L’auteur appelle à d’« immédiates réformes » de la part de l’État sur la question, à tous points de vue. L’urgence se situe, selon lui, au niveau de la misère économique et sociale, qu’il faut éradiquer au plus vite.

« Le taudis n’est-il pas à la base de cette effroyable plaie moderne ? Le taudis, source de maladies, est aussi source d’immoralité. Dans une promiscuité lamentable, l’enfant s’initie vite aux mystères de la vie.
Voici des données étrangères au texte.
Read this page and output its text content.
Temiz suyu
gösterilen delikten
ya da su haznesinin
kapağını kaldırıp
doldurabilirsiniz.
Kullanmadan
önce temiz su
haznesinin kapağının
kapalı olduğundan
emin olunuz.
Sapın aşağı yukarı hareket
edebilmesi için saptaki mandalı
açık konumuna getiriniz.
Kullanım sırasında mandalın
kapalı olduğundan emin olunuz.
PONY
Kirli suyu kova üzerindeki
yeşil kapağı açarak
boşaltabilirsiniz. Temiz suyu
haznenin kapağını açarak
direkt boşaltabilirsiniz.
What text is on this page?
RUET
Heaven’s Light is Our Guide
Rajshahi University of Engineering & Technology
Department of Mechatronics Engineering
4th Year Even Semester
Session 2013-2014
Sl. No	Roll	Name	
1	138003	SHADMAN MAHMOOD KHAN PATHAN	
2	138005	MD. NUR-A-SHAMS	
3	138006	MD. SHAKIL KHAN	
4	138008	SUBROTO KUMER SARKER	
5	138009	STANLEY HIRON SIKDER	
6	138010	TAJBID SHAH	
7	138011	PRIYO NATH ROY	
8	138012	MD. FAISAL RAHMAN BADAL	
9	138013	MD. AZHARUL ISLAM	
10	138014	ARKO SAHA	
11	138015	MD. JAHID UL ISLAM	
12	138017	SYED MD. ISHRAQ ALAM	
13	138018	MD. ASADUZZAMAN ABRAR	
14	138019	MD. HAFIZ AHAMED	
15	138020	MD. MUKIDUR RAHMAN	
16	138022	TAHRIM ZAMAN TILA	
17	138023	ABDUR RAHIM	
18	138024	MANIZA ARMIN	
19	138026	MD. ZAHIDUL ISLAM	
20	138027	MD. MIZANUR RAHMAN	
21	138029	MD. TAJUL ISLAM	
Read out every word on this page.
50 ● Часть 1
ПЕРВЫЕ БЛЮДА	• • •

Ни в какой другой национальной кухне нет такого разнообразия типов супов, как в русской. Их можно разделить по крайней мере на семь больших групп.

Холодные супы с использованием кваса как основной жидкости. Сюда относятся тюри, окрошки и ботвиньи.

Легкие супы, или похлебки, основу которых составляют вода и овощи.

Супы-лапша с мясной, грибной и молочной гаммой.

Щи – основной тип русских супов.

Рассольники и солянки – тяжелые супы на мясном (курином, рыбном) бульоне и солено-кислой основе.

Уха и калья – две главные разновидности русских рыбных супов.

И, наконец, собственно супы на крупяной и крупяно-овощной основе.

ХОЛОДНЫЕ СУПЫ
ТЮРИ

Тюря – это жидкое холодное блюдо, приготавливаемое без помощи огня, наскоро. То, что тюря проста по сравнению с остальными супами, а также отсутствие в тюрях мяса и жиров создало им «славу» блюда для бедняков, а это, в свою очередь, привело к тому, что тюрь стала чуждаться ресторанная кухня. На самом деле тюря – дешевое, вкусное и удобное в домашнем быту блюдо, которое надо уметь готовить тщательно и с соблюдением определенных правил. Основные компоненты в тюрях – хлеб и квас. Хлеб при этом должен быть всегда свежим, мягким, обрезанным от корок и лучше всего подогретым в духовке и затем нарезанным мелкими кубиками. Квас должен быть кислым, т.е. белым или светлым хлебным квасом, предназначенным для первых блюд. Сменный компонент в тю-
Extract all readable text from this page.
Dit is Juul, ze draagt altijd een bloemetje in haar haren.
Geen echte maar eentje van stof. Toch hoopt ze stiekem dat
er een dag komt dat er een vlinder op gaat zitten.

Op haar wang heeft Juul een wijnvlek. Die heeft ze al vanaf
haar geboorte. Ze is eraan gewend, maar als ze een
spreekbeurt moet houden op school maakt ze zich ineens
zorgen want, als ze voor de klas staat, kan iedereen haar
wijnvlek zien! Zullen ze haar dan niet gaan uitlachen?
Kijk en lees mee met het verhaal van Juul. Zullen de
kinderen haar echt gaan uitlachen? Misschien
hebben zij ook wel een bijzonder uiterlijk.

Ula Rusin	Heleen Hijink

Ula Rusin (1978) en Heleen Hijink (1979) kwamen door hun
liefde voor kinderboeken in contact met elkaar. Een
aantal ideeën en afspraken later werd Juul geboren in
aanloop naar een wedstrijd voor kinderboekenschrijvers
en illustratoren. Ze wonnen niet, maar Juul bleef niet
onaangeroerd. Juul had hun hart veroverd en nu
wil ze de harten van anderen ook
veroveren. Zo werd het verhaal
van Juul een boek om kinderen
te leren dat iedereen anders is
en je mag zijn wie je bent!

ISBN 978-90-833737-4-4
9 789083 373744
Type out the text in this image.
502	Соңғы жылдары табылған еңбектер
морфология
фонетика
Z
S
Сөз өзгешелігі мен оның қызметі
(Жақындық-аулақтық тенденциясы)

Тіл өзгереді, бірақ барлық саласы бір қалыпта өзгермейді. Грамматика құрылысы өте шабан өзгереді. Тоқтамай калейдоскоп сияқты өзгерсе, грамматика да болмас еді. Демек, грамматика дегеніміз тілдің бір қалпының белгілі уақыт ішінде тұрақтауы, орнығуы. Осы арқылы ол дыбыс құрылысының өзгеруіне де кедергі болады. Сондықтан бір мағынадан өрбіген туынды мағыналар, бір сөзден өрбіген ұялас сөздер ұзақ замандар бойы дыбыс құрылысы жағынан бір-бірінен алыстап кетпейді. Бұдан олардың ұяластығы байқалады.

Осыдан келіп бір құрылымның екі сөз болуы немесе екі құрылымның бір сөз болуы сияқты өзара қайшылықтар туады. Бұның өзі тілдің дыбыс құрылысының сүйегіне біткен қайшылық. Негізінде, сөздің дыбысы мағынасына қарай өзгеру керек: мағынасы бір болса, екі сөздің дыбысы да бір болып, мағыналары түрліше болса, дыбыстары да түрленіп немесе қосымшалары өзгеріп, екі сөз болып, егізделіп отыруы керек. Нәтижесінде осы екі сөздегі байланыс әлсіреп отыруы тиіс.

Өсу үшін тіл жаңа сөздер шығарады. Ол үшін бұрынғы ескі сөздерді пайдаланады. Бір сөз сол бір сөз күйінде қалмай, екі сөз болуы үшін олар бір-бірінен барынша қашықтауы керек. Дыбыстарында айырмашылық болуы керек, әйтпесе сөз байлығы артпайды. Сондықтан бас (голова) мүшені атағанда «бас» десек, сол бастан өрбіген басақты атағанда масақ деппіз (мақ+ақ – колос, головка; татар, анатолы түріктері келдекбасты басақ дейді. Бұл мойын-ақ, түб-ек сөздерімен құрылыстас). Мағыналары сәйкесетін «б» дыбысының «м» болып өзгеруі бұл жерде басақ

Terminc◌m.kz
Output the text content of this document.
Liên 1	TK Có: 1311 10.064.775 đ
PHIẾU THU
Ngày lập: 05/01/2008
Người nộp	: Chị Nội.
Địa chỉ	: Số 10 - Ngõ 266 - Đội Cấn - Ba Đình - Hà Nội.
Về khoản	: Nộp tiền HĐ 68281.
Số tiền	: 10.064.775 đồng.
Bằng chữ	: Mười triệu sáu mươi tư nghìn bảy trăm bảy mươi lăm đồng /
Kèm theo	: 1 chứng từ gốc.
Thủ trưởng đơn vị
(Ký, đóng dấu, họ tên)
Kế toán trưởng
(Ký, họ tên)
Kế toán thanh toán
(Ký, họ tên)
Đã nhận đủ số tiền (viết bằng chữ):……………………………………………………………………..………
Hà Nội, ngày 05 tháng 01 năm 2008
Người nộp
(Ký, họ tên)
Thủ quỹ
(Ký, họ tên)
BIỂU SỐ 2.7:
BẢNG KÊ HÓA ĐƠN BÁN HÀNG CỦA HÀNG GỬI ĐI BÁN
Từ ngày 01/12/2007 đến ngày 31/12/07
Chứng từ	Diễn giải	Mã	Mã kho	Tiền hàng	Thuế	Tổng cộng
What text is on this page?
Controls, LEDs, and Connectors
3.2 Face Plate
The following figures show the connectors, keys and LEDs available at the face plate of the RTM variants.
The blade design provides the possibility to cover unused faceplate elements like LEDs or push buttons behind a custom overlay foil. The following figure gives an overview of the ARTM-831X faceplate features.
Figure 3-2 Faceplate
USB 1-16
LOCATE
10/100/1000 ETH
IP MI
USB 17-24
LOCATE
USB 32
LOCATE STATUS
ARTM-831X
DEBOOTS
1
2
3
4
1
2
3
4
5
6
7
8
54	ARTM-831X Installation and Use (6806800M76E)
Sa curiosité s’éveille trop tôt, l’exemple quotidien qu’il a sous les yeux lui donne déjà des instincts pervers. […]
C’est aussi, malheureusement, le premier pas vers l’inceste, autre fléau que l’on doit au taudis. »

En 2016, une étude menée par l’association SCELLES révélait qu’entre 6 000 et 10 000 enfants se prostituaient en France aujourd’hui. La même étude évaluait la somme d’argent investie dans le marché de la prostitution infantile mondiale à quelque 1 000 milliards de dollars.